Reports that City and accounting forms will be prosecuted and fined for offering tax avoidance advice:
City firms that help businesses run tax avoidance schemes could face huge financial penalties under fresh Government proposals.
This is not going to happen.
Banks, accountancy firms and lawyers could be forced to hand over underpaid tax if they are found to have broken the law.
But we think it hugely important that everyone understand the basic point here. There is no such thing as tax avoidance. There are efforts to avoid tax, that's most certainly true and it's everyone's right to do so. However, there is no such thing which can be finally determined to be tax avoidance.
To put it in simplistic terms. One can simply pay tax - tax correctness perhaps. One can simply refuse to pay tax - tax evasion. And one can attempt to wriggle - that tax avoidance. But tax avoidance is not a state or a thing, it's that attempt. And when examined it collapses down into one of the two possible end states.

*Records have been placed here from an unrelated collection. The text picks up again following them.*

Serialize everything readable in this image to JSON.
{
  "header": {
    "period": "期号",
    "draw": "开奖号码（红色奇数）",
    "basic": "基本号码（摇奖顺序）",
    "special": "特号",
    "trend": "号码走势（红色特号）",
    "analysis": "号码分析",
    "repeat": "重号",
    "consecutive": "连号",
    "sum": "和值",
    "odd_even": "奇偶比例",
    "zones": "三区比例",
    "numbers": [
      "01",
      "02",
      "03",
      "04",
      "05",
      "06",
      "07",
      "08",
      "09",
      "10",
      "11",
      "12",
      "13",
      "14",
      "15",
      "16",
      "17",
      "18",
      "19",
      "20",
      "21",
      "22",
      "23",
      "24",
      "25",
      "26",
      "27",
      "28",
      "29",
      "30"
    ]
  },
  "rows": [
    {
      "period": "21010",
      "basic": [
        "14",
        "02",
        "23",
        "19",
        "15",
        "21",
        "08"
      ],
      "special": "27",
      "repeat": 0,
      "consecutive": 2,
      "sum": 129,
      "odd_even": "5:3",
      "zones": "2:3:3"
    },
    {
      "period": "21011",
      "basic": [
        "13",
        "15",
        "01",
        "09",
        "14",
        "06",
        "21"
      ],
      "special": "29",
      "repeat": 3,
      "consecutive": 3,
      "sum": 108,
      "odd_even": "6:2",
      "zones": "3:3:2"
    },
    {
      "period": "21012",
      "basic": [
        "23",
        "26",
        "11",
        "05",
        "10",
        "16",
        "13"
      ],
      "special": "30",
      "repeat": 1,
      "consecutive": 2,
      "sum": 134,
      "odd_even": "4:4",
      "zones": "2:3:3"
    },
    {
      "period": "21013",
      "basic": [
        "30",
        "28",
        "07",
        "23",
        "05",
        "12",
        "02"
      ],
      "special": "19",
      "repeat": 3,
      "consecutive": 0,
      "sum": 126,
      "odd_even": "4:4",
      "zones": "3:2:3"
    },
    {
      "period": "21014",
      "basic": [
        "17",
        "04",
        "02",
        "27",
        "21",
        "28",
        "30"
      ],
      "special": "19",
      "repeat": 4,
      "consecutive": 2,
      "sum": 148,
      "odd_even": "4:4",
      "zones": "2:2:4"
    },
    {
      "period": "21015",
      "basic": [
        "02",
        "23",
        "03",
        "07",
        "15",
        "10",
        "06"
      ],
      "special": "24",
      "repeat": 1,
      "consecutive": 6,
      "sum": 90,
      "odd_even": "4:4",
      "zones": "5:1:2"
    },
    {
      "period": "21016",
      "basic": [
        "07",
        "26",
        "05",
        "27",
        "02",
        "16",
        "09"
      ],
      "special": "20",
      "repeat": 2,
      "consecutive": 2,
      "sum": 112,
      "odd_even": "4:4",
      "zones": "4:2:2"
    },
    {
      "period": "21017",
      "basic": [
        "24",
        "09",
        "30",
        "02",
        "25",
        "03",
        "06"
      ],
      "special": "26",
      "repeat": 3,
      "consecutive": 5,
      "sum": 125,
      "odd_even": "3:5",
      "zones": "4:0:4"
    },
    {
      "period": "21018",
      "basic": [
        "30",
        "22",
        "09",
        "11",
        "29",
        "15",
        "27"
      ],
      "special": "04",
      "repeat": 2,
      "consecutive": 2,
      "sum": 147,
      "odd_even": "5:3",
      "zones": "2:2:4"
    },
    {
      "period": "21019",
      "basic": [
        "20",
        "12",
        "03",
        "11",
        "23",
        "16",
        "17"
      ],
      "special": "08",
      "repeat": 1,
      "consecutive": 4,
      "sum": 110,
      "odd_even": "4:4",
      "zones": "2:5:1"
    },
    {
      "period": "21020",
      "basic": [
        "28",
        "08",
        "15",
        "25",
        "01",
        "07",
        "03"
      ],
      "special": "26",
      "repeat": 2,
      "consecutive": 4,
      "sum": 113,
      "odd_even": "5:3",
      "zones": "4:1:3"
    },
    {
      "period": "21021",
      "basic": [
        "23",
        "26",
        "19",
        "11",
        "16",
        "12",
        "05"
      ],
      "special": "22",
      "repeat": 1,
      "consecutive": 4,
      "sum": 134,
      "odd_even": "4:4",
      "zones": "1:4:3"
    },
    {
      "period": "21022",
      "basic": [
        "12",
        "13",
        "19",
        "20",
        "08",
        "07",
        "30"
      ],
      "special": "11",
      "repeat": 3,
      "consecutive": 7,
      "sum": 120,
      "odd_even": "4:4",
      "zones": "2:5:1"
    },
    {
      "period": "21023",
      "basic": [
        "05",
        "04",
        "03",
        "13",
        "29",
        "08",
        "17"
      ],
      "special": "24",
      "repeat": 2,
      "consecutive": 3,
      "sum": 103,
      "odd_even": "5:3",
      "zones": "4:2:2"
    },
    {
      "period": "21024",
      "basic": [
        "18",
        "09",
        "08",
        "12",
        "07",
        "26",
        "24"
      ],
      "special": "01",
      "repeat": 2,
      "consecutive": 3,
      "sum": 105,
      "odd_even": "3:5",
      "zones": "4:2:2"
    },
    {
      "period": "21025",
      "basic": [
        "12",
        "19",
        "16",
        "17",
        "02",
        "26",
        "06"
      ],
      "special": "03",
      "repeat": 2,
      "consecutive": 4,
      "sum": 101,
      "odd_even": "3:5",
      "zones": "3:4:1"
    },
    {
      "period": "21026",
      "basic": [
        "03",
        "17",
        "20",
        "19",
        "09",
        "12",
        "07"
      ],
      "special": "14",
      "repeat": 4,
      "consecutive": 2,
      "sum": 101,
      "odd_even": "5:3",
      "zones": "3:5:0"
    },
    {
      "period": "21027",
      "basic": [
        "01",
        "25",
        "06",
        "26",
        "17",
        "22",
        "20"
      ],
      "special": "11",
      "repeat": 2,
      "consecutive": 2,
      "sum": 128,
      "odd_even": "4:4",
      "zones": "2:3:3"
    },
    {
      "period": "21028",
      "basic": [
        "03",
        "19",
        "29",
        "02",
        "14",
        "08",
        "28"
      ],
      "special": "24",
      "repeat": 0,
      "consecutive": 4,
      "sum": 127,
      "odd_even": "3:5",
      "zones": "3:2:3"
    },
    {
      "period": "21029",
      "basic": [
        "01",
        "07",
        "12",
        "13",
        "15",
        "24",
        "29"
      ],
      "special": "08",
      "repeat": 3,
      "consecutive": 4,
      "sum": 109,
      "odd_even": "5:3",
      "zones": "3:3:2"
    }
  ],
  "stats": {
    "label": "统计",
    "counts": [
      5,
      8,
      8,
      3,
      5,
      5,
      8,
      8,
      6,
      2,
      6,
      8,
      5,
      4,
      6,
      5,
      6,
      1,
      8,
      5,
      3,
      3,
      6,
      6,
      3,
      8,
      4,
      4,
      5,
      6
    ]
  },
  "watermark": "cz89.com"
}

The attempt at avoidance, that wriggling, is declared legal and thus it is also known as "paying the correct amount of tax". It is declared to be illegal and it is thus tax evasion. There is no room left in our definitions for something that remains tax avoidance after it has been examined.
Thus our rather bold statement at the top. No one is going to be fined or punished for offering advice on how to pay the correct amount of tax. People who advise on how to break the law through tax evasion may well face fiercer penalties than they do now. But given that the interim activity, tax avoidance is not illegal and cannot be made illegal then therefore neither will advice about it.